Now that I'm finally done with the whole "I'm-gonna-do-two-Masters-degrees-in-two-countries" thing, I have time to read all the really juicy books on my must-read list. All the ones that stacked up as research reading and critical reading had to get done. All the ones that beckoned to me from bookstore and library shelves.
Read us! You know you'd much rather read us than Ball's theories on mise-en-abyme, or Ron's counterarguments on embedded narratives.
Well, those siren books weren't wrong. And now I am indulging. Mostly in nonfiction.
I just got through Erik Larson's The Devil in the White City and (for a second time) Deborah Heiligman's Charles and Emma: The Darwin's Leap of Faith.
I think for the purposes of this discussion, we can forget that these books were written for two different audiences. Heiligman crafted her work for young adults while Larson was targeting adults (historically knowledgeable adults, at that).
On the most basic levels, both books are simply creative nonfiction -- that is to say, nonfiction crafted to read like a fiction novel. Unlike textbooks, which present researched facts assembled from various primary sources in a dry and unbiased tone, creative nonfiction seeks to render mood, tension, and stakes out of its sources so that facts come alive and the story electrifies the reader!
To do that, creative nonfiction writers are sworn to never make anything up. If they deploy descriptions of settings loaded with descriptive adjectives, then by golly, those adjectives had better come from actual sources and not the imaginative warehouse of the writer's brain.
Both authors can be trusted to present only factual details; however, both authors do not exert the same pressures on those details to make them relevant, startling, surprising, and compelling. In other words, one book suffocated under the weight of its factoids. It choked on its own research, failing to properly cut the information into bite-size, digestible bits. The author fell victim to research and became a festering, throbbing, unrelenting n-infomaniac.
And I am sympathetic. With more than a decade of research and nonfiction writing under my belt, I can attest to the seductive lure of information. The more you find, the more you crave. Uncover one lost, but juicy tidbit, and that's all it takes to set the writer off in pursuit of more tender fact morsels.

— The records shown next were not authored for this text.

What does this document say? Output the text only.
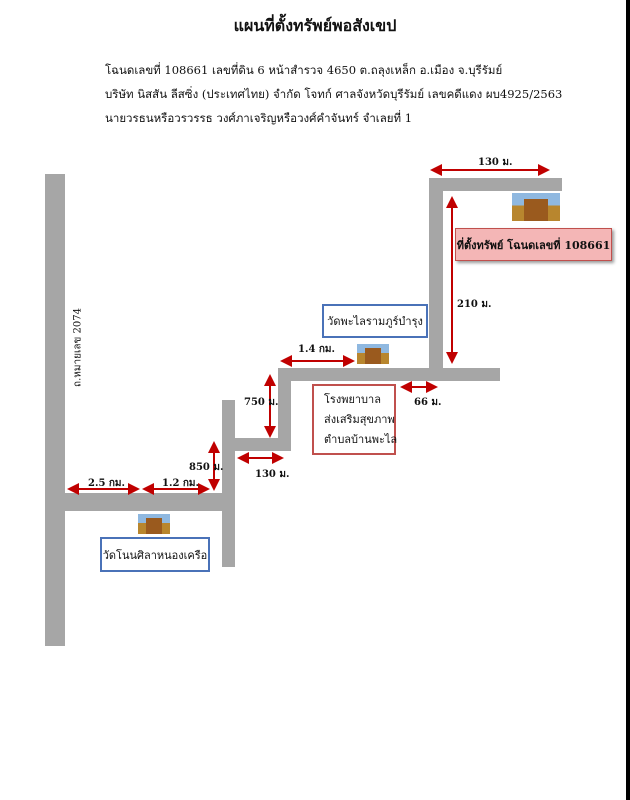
แผนที่ตั้งทรัพย์พอสังเขป
โฉนดเลขที่ 108661 เลขที่ดิน 6 หน้าสำรวจ 4650 ต.ถลุงเหล็ก อ.เมือง จ.บุรีรัมย์
บริษัท นิสสัน ลีสซิ่ง (ประเทศไทย) จำกัด โจทก์ ศาลจังหวัดบุรีรัมย์ เลขคดีแดง ผบ4925/2563
นายวรธนหรือวรวรรธ วงศ์ภาเจริญหรือวงศ์คำจันทร์ จำเลยที่ 1
ถ.หมายเลข 2074
130 ม.
210 ม.
1.4 กม.
750 ม.	66 ม.
850 ม.
130 ม.
2.5 กม.	1.2 กม.
ที่ตั้งทรัพย์ โฉนดเลขที่ 108661
วัดพะไลรามภูร์บำรุง
โรงพยาบาล
ส่งเสริมสุขภาพ
ตำบลบ้านพะไล
วัดโนนศิลาหนองเครือ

But the devil is in the details.
And Heiligman faces the devil down. She executes her story with more restraint. Undoubtedly, her research churned up countless gems of unknown secrets lost to time and obscurity. Did she share them all? Nope. Share shared only what the reader needed to understand and love the personal story of Charles Darwin and his wife, Emma.
Heiligman strikes a comfortable balance between her sources and her story. She relies heavily on the personal correspondance of Charles and Emma Darwin, but she puts these letters to work in a storycrafting sense. Quotes from letters come alive as if they were dialogue being spoken. She achieves banter and repartee. Other times, Heiligman pulls out notes from Charles Darwin's notebooks. These she uses like thoughts he is having, in media res.
And in every chapter, Heiligman establishes stakes. In one chapter, Charles privately debates on a sheet of paper whether or not to get married. Why should that matter? Oh, no reason -- except that to not get married would mean a lonely lifetime in a grimy London apartment, while to get married might keep him from pursuing research that will eventually upend the foundations of science into the foreseeable future.
No biggie.
Larson, on the other hand, sets out with a provocative hook: compare the builder of the 1893 World's Fair to the psychopathic serial killer who murdered many of the fair goers. Essentially, the dust jacket would have you believe that Larson was going to compare a man who built a fantasy-land (Daniel Burnham) with another man who constructed a hotel-of-horror (H.H. Holmes).
Like Heiligman, Larson attempts to have personal correspondence masquerade as dialogue and live-action thought. In reality, the book flounders under a menagerie of alternating viewpoints. Chapters flip between Burnham, Burnham's partner, other World's Fair designers, Holmes, the then-mayor of Chicago, one of the mayor's staffers, to a quack-nut named Prendergrast (who will go on to assassinate the mayor), a police officer, and on and on the list goes. The effect is like an ensemble-cast Love Actually filmed with an attention deficite camera that keeps wandering away from the Emma Thompson's and Colin Firth's to follow up with the blurry extras in the background.
And because of the text's wayward narrative lens, Larson is not able to sustain the ominous mood and skin-rippling suspense one expects from a book involving psychopathic torture alongside monumental architectural achievement. (Okay, maybe I'm the only one with those expectations...) The slow-yet-sudden pattern of revelation throughout the book winds up feeling like a Hitchcock movie where the director teases viewers with a slow pan up into a box of macabre delight only to suddenly kick the box over and spill all of its sinister secrets.
In the end, the lesson for writers and storycrafters: avoid temptation and descend not into the murky depths of n-infomania!